I have a collection of div elements that have the class media-gallery-item
.
I would like to select element number x.
When just selecting all items,
Turns out: parenthesis!
(//div[@id='content-area']//div[@class='media-gallery-item'])[2]
works
It looks like your accessing attributes in the wrong way. Try to use
/div[@id='content-area' and @class='media-gallery-item'][2]
Step-by-step answer.
To select elements with a div[@id='content-area']

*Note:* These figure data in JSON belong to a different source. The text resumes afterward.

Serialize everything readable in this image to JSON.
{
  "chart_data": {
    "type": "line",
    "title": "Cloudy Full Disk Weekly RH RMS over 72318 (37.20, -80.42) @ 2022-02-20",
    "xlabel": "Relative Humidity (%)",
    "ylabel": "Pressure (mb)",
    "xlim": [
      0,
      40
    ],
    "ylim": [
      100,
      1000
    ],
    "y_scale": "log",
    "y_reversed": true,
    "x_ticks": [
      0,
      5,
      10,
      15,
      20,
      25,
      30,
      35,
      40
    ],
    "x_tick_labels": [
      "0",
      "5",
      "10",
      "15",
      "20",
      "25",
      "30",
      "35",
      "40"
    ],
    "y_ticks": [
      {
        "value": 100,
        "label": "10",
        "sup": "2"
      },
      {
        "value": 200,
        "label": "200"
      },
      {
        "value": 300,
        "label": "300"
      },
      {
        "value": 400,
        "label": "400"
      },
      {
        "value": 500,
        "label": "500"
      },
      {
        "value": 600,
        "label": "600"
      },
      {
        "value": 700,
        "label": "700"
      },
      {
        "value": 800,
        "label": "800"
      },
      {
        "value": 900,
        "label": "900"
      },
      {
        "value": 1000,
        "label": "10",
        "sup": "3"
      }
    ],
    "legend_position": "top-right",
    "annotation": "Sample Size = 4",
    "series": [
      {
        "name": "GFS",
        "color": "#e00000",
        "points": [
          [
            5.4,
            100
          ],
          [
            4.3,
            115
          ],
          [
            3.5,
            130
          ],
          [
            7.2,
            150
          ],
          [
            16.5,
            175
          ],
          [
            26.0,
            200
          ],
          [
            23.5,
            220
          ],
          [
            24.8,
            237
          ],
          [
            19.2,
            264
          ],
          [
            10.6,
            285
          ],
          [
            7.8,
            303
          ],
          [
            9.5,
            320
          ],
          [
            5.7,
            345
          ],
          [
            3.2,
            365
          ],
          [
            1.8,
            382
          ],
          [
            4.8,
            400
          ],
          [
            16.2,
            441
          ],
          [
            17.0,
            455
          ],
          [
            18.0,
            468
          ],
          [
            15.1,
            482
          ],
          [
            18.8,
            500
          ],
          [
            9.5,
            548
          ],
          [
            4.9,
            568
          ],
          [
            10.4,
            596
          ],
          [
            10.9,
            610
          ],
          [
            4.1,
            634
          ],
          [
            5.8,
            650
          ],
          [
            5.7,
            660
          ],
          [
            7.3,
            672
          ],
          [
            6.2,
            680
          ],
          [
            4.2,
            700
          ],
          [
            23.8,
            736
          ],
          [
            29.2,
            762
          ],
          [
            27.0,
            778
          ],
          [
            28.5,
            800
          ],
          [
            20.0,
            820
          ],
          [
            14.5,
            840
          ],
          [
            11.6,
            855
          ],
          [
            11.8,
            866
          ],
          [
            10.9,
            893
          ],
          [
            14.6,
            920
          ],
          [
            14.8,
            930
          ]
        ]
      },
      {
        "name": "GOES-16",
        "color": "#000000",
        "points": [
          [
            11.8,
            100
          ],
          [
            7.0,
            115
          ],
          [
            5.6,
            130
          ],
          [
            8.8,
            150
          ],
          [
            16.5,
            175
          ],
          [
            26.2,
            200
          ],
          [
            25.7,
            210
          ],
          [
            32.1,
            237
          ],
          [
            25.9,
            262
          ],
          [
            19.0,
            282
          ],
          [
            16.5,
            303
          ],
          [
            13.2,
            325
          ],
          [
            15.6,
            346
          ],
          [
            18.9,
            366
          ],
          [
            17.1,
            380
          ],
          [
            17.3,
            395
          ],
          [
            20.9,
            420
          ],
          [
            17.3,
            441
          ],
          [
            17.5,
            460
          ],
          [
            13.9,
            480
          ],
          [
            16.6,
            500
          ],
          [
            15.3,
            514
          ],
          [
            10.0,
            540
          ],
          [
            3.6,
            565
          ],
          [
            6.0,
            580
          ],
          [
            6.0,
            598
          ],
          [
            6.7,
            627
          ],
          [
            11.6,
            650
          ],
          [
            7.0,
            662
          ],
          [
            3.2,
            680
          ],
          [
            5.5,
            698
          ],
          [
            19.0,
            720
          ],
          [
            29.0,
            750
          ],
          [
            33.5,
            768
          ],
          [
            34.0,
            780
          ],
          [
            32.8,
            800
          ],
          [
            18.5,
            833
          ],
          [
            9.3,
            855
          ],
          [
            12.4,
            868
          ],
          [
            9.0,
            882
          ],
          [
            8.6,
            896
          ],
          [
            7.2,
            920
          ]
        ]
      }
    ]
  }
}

ancestor, which are the second children of their respective parents use:
//div[@id='content-area']//div[2]
To select second (in document order) div
element with a div[@id='content-area']
ancestor use:
(//div[@id='content-area']//div)[2]
Do note the difference.
Then, to select elements, which are second children of their respective parents, providing they have a class 'media-gallery-item' use:
//div[@id='content-area']//div[2][@class='media-gallery-item']
To select elements, which are the second from those children (of their respective parents) that have a class media-gallery-item
:
//div[@id='content-area']//div[@class='media-gallery-item'][2]
To select second (in document order) div
element with a div[@id='content-area']
ancestor, providing it has media-gallery-item
class:
(//div[@id='content-area']//div)[2][@class='media-gallery-item']
To select second (in document order) from all div
element with a div[@id='content-area']
ancestor and a media-gallery-item
class:
(//div[@id='content-area']//div)[@class='media-gallery-item'][2]
Spec quotes as suggested by @Alejandro:
A predicate filters a node-set with respect to an axis to produce a new node-set. For each node in the node-set to be filtered, the PredicateExpr is evaluated with that node as the context node, with the number of nodes in the node-set as the context size, and with the proximity position of the node in the node-set with respect to the axis as the context position
http://w3.org/TR/xpath/#predicates
The proximity position of a member of a node-set with respect to an axis is defined to be the position of the node in the node-set ordered in document order if the axis is a forward axis and ordered in reverse document order if the axis is a reverse axis
http://w3.org/TR/xpath/#dt-proximity-position
Bottom line is that the position predicate works with respect to the axis. And you need parenthesis to explicitly declare the priority. Thus not the child
axis, but the node-set after resolving descendant-or-self
axis will be considered, when calculating position.